The Auditor is required to plan and perform the audit to obtain reasonable assurance about whether the Financial Statements are free of material misstatement, whether from (1) errors, (2) fraudulent financial reporting, (3) misappropriation of assets, or (4) violations of laws or governmental regulations that are attributable to the Association or to acts by management or employees acting on behalf of the Association.

Because of the inherent limitations of an audit, combined with inherent limitations of internal control, and because the Auditor will not perform a detailed examination of all transactions, there is a risk that material misstatements may exist and not be detected by the Auditor, even though the audit was properly planned and performed in accordance U.S. generally accepted auditing standards. In addition, an audit is not designed to detect immaterial misstatements, or violations of laws or governmental regulations that do not have a direct and material effect on the Financial Statements. The Auditor will inform the Board of any matters that come to their attention.

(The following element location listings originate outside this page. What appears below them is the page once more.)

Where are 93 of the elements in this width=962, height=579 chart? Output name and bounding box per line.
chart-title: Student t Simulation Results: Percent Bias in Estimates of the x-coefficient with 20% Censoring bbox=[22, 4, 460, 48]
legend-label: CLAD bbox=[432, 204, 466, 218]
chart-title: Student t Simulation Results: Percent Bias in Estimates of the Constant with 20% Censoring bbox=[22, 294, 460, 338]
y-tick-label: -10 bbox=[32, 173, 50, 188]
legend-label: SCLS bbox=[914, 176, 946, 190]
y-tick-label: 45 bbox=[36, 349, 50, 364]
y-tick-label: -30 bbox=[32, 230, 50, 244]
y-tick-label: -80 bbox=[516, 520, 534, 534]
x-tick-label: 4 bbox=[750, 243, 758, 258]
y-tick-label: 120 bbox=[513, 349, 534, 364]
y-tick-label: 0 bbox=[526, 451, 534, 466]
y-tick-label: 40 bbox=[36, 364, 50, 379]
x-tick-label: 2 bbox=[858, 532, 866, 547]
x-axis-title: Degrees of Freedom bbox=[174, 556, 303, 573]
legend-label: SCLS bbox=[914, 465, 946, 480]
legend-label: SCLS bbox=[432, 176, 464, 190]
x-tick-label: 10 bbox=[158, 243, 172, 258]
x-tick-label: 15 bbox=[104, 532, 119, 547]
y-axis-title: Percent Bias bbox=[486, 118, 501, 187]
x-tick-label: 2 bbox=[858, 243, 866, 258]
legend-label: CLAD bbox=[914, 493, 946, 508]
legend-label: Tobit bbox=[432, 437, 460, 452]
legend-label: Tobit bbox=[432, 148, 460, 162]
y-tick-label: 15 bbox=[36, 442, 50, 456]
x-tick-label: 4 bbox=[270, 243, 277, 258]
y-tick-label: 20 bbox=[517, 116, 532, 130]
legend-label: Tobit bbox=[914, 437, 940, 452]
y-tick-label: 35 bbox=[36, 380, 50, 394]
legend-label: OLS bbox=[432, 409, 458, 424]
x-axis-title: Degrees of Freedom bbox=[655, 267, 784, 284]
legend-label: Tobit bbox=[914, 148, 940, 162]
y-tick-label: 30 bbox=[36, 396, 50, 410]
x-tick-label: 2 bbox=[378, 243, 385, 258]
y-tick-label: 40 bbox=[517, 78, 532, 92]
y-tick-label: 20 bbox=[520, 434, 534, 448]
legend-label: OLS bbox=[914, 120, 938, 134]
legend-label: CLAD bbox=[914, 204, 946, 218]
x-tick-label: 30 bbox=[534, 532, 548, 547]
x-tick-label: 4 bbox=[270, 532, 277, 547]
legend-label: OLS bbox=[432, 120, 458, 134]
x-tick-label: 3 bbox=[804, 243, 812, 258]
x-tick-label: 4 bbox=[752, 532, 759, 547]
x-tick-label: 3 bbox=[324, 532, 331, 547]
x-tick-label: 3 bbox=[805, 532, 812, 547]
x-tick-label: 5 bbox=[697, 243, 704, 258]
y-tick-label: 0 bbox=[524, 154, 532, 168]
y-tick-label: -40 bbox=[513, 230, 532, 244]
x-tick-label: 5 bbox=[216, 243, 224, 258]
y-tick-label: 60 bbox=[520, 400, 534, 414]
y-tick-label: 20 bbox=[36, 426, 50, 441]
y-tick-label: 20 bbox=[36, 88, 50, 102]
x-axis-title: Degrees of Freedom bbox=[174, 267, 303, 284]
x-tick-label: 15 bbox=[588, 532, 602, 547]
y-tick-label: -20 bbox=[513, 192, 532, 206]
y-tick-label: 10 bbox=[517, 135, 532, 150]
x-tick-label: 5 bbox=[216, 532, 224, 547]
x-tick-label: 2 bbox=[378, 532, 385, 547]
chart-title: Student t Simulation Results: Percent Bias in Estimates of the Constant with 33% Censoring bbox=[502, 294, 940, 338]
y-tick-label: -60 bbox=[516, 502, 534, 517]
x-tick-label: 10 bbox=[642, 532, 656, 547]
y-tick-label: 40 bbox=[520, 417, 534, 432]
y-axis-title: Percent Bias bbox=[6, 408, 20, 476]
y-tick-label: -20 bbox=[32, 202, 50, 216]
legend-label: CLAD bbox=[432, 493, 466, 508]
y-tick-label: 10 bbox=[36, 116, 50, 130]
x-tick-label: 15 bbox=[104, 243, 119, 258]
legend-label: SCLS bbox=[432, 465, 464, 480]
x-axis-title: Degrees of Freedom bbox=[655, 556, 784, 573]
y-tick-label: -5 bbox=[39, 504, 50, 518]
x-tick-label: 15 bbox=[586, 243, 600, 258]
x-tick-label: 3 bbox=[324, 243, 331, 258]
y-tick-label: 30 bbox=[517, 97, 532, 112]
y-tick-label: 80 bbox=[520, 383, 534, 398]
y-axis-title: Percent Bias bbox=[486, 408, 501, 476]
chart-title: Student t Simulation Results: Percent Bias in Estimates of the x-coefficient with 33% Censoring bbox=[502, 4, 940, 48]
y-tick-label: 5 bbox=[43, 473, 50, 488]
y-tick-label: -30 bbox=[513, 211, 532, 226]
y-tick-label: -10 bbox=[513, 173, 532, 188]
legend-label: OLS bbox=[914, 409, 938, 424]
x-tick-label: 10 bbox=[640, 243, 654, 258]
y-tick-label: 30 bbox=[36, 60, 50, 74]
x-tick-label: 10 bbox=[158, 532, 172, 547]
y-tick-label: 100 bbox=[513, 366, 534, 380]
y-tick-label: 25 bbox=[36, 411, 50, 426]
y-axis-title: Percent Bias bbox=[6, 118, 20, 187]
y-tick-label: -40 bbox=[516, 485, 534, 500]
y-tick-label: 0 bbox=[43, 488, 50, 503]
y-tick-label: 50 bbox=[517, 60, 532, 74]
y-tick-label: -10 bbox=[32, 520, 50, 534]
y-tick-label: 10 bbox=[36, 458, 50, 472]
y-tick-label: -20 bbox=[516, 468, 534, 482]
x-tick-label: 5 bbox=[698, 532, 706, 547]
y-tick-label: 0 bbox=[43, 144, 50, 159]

The Auditor, in conducting the audit, will obtain an understanding of the Association and its environment, including internal controls implemented by the Association as well as the three management companies hired by the Association in 2016. The Auditor will obtain an understanding sufficient to assess the risks of material misstatement of the Financial Statements and to design the nature, timing and extent of audit procedures to be completed. An audit is not designed to provide assurance on internal controls or to identify deficiencies in internal controls. However, during the audit, the Auditor will communicate with the Board and those charged with governance of internal controls, matters that are required to be communicated under professional standards.

The 2016 Audit

The Auditor has prepared and delivered their written request for reports, schedules and documents from the three management companies.

Tyler Ingle, the Controller for the Association, will have the lead to coordinate providing all items requested to the Auditor.

The audit is expected to commence in late February or early March.

A draft of the audited financial statements will be reviewed by the Controller, FAC and the Board prior to issuance.

The audited Financial Statements together with the report of the Auditor is expected to be issued by April 15, 2017.